At last count – Monday January 1 – the City’s water dashboard gives us 189 062 million litres of accessible water in the six major Western Cape Water Supply System (WCWSS) dams.
Of that, based on historical consumption, 48% goes to agriculture and 52% to domestic and commercial use by the City.
If we maintain total consumption from those dams at at the preceding week’s 561 million litres (ML) per day, we run out of water in 175 days, on Monday June 25, but what are the chances? Despite repeated entreaties by the City, instead of trending steadily downwards, consumption fluctuates alarmingly, for no discernible reason.
At 600ML per day, we run out on Tuesday June 12, and at 650ML per day, on Thursday May 31.
As much as the City would like us to believe that it will be raining significantly by Monday June 25, and that if we can just contain consumption until then we will all be saved, it’s not quite that simple.
At the Western Cape water indaba held at Goudini Spa in May last year, the weather and climate experts attending were hardly upbeat about our rainfall prospects for this winter.

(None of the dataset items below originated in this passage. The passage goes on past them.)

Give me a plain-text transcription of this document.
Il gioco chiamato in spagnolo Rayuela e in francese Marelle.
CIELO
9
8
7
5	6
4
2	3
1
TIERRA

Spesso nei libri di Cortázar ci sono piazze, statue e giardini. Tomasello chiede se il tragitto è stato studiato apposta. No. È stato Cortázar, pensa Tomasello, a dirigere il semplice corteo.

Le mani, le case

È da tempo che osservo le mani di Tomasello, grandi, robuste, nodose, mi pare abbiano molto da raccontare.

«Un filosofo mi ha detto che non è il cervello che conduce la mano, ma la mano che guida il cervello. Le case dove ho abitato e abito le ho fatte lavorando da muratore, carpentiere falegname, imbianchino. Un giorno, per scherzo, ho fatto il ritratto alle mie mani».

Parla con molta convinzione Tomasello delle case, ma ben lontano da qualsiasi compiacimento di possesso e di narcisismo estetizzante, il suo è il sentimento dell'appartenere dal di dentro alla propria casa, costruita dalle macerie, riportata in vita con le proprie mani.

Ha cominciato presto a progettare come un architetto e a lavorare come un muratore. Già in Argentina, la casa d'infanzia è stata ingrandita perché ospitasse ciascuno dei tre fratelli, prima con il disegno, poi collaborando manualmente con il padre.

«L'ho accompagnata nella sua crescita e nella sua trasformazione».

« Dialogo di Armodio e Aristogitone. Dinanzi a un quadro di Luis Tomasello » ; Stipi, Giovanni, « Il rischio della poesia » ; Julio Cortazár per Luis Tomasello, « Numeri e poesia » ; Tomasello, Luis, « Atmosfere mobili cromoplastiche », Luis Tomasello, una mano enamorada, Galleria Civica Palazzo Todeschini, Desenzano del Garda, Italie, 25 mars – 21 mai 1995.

University of Cape Town climate scientist, Dr Peter Johnston, speaking about the upcoming rainfall season, put it this way: “Even if the rainfall is higher than normal, it doesn’t matter, because it will take more than three years to fill up a dam like the Theewaterskloof Dam. In the long term it is more likely to be a dry season than a wet one. Rain or no rain, we are still in trouble.”
The last time the WCWSS dam level aggregate was over 100% was in August 2013, and the trend since then has been steadily downward. Even if the coming rainfall season is the turning point, it will take years to get back up to the point where our surface water supply is secure.
According to a recent study published in the journal Nature Climate Change on Monday January 1, unless global warming is kept within 1.5°C of pre-industrial levels, southern Africa will become increasingly arid. That means less, not more, rain. Clearly, we can no longer rely on surface water exclusively.
Which brings us to the City’s R3 billion worth of mitigation measures under way, and how they ought to be funded.
The Department of Water and Sanitation (DWS) is constitutionally responsible for providing us with water supply infrastructure, but the DWS is technically bankrupt, so where will the money come from, even if the City were to drag DWS into court and force it to cough up? From a Treasury that must find the R50 billion needed to plug the gap in anticipated revenue collections by SARS? I think not.
It is easy to pontificate about how the DA administration in the City, and at provincial level has failed us, and to rail against the proposed drought levy currently in the public participation phase, but the reality is that national government is unlikely to lift a finger to help us. The money must come from somewhere, and that “somewhere” will inevitably be the consumer’s pocket.
Nonetheless, the amount of righteous indignation doing the rounds about the City of Cape Town’s planned drought levy is beyond belief, bringing to mind Nero fiddling while Rome burned.
In concluding that a drought levy is the best vehicle for raising the money, the City considered a number of alternatives, but the two most debated are a drought levy and punitively high water tariffs for high consumption users.
The latter is self-defeating, but it is also not legally enforceable right now. The Public Finance Management Act (PFMA) is quite explicit about the matter of tariff increases for services: they cannot be adjusted willy-nilly during the course of a financial year. The earliest opportunity to increase the water tariff, is July 1 this year. But even if the tariff could be increased to the point where even the profligate (and we presume, wealthy) would be forced to use less, the law of diminishing returns comes into play. As consumption declines, so too will revenue.
The only feasible solution is the proposed levy based on municipal property valuation, which for my household, amounts to R60 a month.
This is less than the cost of a pizza, which I will gladly forego, to avoid having to stand in a line – policed by the SANDF and the SAPS to maintain law and order – with a 25-litre container every day, to collect my ration of water from a tanker parked somewhere in my neighbourhood.
If you want to punish the politicians for the pickle in which we find ourselves, do so at the ballot box, although voting the ANC back into power in the Western Cape in 2019, or for that matter in the City of Cape Town in 2021, will do little to alleviate the current situation.
When the taps run dry, which in my view they sooner or later will, the principles upon which the pontificators wish to stand, will do little to fill their 25-litre containers.